Welcome to our dedicated page for Universal Electrs SEC filings (Ticker: UEIC), a comprehensive resource for investors and traders seeking official regulatory documents including 10-K annual reports, 10-Q quarterly earnings, 8-K material events, and insider trading forms.
The Universal Electronics Inc. (UEIC) SEC filings page provides access to the company’s official regulatory disclosures, including current reports on Form 8-K and other documents filed with the U.S. Securities and Exchange Commission. These filings complement the company’s press releases by offering formal details on material events, financing arrangements and financial reporting.

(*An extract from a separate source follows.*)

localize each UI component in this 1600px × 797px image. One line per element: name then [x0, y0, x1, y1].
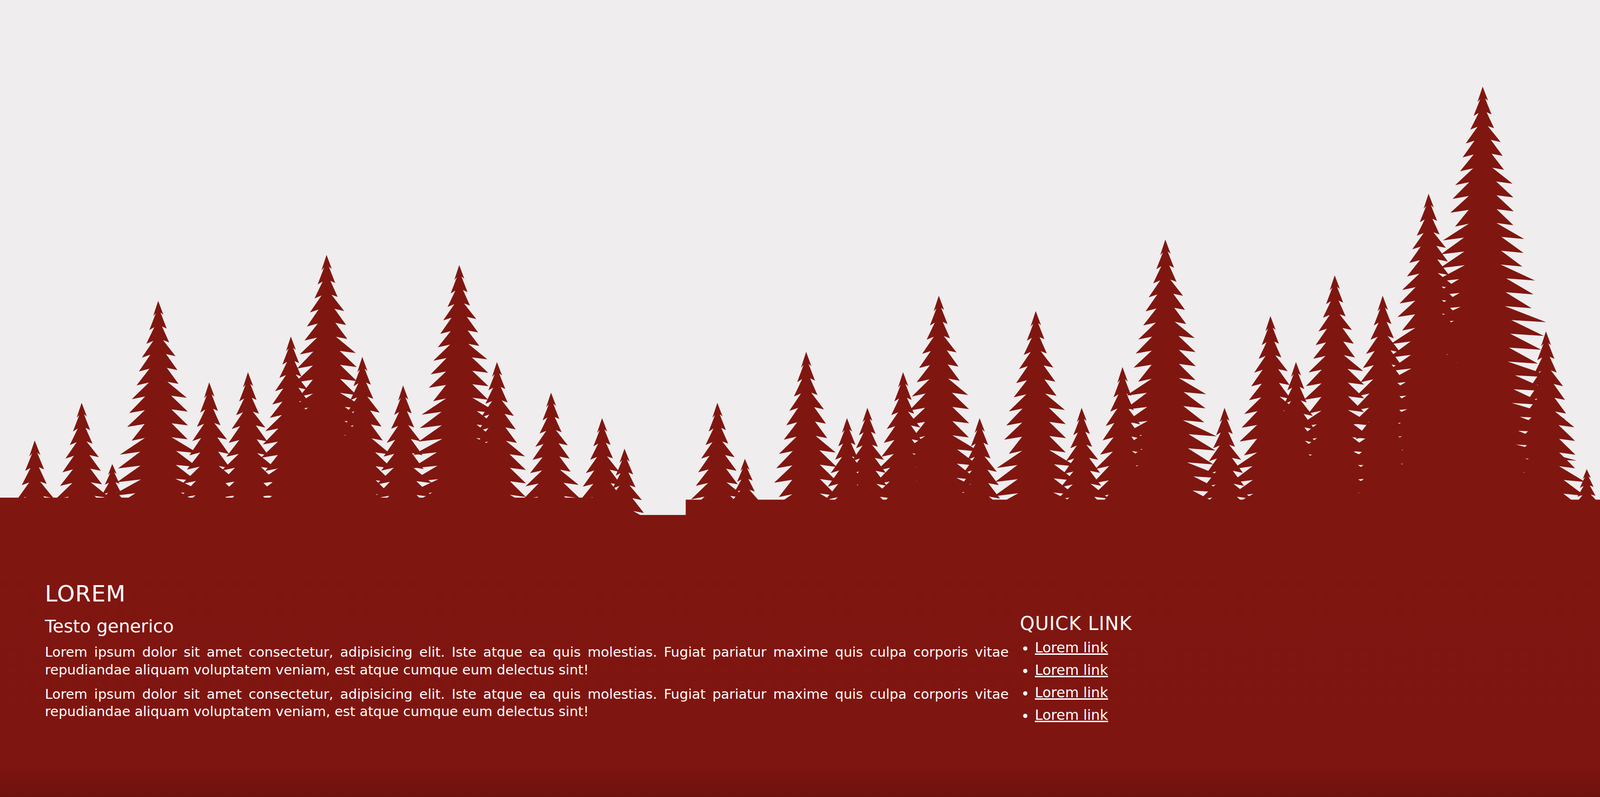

For Universal Electronics, Form 8-K filings are a key source of information. Recent 8-Ks describe amendments to the company’s Second Amended and Restated Credit Agreement, including extensions of the credit facility term, changes to aggregate credit limits and updates to financial covenants. Other 8-Ks report quarterly financial results by incorporating press releases, outline share repurchase program authorizations and describe material definitive agreements such as line-of-credit arrangements with international banks for subsidiaries.
Additional 8-K filings cover leadership and governance changes, such as the appointment of an Interim Chief Financial Officer, compensation adjustments for executive officers and the appointment of a new Chief Financial Officer. These documents provide structured detail on executive roles, background, compensation terms and related governance matters.
Alongside 8-Ks, users can review Universal Electronics’ annual reports on Form 10-K and quarterly reports on Form 10-Q (when available in the broader filing set) to understand net sales in connected home and home entertainment categories, gross margins, operating income (loss), non-GAAP reconciliations, balance sheet structure and cash flow trends. These filings also include risk factor discussions that expand on topics highlighted in earnings releases, such as manufacturing footprint optimization, intellectual property enforcement and macroeconomic conditions.
Stock Titan’s platform enhances these documents with AI-powered summaries that explain the main points of lengthy filings, highlight changes in credit agreements, summarize share repurchase authorizations and clarify non-GAAP adjustments. Real-time updates from EDGAR, combined with easy access to insider transaction reports on Form 4 and proxy materials on executive compensation when available, help users analyze how Universal Electronics’ regulatory disclosures relate to its connected home and home entertainment strategy.
Universal Electronics Inc. (UEIC) – Form 4 insider activity dated July 1 2025
Director William C. Mulligan reported several equity transactions:
- Conversion (Code M): 1,250 restricted stock units (RSUs) were converted into an equal number of common shares. These shares are held indirectly through The William Mulligan Revocable Trust, raising the trust’s stake to 58,667 shares.
- Disposition: A separate entry shows a disposition of 2,490 common shares (Code D), but the filing does not provide a transaction date or price.
- New equity award: Mr. Mulligan received 18,437 additional RSUs as director compensation. The award vests in full on July 1 2026; until vesting, the units carry no exercise price and represent a contingent right to common stock.
After the reported transactions Mr. Mulligan beneficially owns 58,667 common shares (indirect) and 18,437 RSUs (direct). No cash proceeds or share prices were disclosed in the filing.
Universal Electronics Inc. (UEIC) – Form 4 insider transaction dated 07/01/2025
Director Satjiv S. Chahil reported two related equity transactions:
- Exercise/settlement of 1,250 Restricted Stock Units (RSUs) (Transaction Code M). The RSUs converted into an equal number of common shares, which were recorded as indirectly owned through the Satjiv Chahil Trust. Post-conversion, the trust now holds 151,250 UEIC shares.
- Grant of 18,437 new RSUs (Transaction Code A) received as director compensation. These units vest on 07/01/2026. After the grant, Mr. Chahil directly holds 18,437 unvested RSUs.
No shares were sold; the transactions increase the director’s total potential equity exposure. RSUs carry no exercise price (listed at $0) and convert 1-for-1 into common stock upon vesting. The filing indicates continued alignment of the director’s interests with shareholders and provides no evidence of divestiture or bearish positioning.
Because the aggregate share count involved (~19.7 k shares) is small relative to UEIC’s outstanding shares, the market impact is likely limited. Nonetheless, insider accumulation and fresh equity awards can be interpreted as a modestly positive signal regarding the director’s long-term outlook.